# taz.de -- Kritik aus den EU-Mitgliedsländern: Geheimdienstpläne von Ursula von der Leyen sorgen für Unmut
       
       > Die EU-Kommissionspräsidentin will einen besseren Zugriff auf
       > Geheimdiensterkenntnisse. Warum sich manche Mitgliedstaaten dagegen
       > sperren.
       
 (IMG) Bild: Die EU-Kommissionspräsidentin Ursula von der leyen
       
       dpa | In der EU gibt es kontroverse Diskussionen über Pläne für eine neue
       Geheimdiensteinheit im Generalsekretariat der [1][Europäischen Kommission].
       Nach Informationen der Deutschen Presse-Agentur wird das Projekt von
       Kommissionspräsidentin Ursula von der Leyen unter anderem von Vertretern
       der [2][Mitgliedstaaten] kritisch gesehen.
       
       Sie verweisen demnach darauf, dass es in Brüssel mit der sogenannten Siac
       (Single Intelligence Analysis Capacity) bereits eine zentrale Sammelstelle
       für nachrichtendienstliche Informationen aus den Mitgliedstaaten gibt.

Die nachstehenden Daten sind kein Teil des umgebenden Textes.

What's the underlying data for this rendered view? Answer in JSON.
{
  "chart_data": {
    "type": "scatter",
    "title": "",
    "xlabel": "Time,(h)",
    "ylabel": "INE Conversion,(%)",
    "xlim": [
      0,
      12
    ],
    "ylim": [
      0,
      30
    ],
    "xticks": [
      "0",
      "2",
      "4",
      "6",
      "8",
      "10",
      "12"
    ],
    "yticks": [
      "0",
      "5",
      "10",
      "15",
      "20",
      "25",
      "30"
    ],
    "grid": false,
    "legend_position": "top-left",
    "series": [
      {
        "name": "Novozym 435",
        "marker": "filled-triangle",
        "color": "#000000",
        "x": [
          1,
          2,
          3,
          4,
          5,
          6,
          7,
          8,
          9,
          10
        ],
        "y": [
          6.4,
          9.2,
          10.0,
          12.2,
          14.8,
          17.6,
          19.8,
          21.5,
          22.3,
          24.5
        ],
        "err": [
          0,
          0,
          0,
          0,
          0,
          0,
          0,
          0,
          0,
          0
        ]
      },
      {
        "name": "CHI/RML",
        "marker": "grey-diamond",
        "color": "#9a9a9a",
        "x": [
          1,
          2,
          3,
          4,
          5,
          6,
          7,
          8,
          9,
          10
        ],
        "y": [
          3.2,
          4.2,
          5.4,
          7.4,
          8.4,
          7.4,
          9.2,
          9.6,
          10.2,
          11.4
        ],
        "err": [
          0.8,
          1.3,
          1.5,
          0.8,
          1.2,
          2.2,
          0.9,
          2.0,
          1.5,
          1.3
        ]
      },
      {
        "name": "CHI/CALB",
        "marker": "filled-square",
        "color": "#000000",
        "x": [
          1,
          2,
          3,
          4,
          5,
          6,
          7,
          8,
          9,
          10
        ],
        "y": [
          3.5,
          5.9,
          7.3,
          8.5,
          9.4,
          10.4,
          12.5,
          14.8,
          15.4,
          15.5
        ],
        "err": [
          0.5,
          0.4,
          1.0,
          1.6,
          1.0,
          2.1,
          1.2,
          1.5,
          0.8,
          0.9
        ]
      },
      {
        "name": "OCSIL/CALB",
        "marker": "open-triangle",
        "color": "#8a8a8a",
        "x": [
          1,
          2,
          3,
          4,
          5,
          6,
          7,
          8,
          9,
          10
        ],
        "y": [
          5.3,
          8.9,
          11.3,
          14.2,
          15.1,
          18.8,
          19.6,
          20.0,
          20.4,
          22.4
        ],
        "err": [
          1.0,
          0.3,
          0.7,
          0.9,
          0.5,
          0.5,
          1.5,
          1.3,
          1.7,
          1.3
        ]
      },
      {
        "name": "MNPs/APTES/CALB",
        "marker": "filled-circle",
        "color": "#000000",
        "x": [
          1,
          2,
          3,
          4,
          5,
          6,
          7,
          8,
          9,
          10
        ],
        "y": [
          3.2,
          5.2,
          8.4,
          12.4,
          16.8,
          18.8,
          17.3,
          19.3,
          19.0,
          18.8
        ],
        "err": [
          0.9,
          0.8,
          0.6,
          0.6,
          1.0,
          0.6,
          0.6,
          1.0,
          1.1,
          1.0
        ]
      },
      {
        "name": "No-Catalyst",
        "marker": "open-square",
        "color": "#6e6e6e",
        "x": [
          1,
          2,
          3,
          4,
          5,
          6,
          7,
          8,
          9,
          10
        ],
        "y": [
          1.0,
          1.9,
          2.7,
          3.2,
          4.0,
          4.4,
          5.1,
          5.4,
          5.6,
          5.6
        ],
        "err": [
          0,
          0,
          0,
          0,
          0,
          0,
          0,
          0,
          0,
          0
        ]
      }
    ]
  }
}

       Diese besteht aus dem Zentrum für Informationsgewinnung und -analyse
       (Intcen) und der militärischen Geheimdienststruktur EUMS INT.
       
       In der EU-Kommission wird hingegen argumentiert, dass die geplante neue
       Stelle die Sicherheits- und Nachrichtendienstfähigkeiten der Behörde in
       einem herausfordernden geopolitischen und geoökonomischen Umfeld weiter
       stärken könne – gerade auch mit Blick auf verdeckte wirtschaftspolitische
       Einflussversuche von Drittstaaten und andere hybride Bedrohungen wie die
       Instrumentalisierung von Migration. Sie soll demnach von nationalen
       Diensten Informationen beziehen und diese auswerten.
       
       Zudem verweisen Kommissionsmitarbeiter darauf, dass es in der
       Geheimdienstarbeit oft um ein gegenseitiges Geben und Nehmen gehe und die
       Kommission in diesem Bereich vermutlich mehr relevantes Wissen zu bieten
       habe, als die Akteure des bestehenden Zentrums für Informationsgewinnung
       und -analyse. Dieses ist dem [3][Europäischen Auswärtigen Dienst unter der
       Leitung der EU-Außenbeauftragten Kaja Kallas] unterstellt.
       
       ## Die neue Geheimdienststelle soll die Arbeit der bereits existierenden
       Dienste ergänzen
       
       Wie es mit den Plänen nun weitergeht, ist unklar. Eine Sprecherin der
       EU-Kommission sagte, sie seien noch in einem sehr „embryonalen Stadium“.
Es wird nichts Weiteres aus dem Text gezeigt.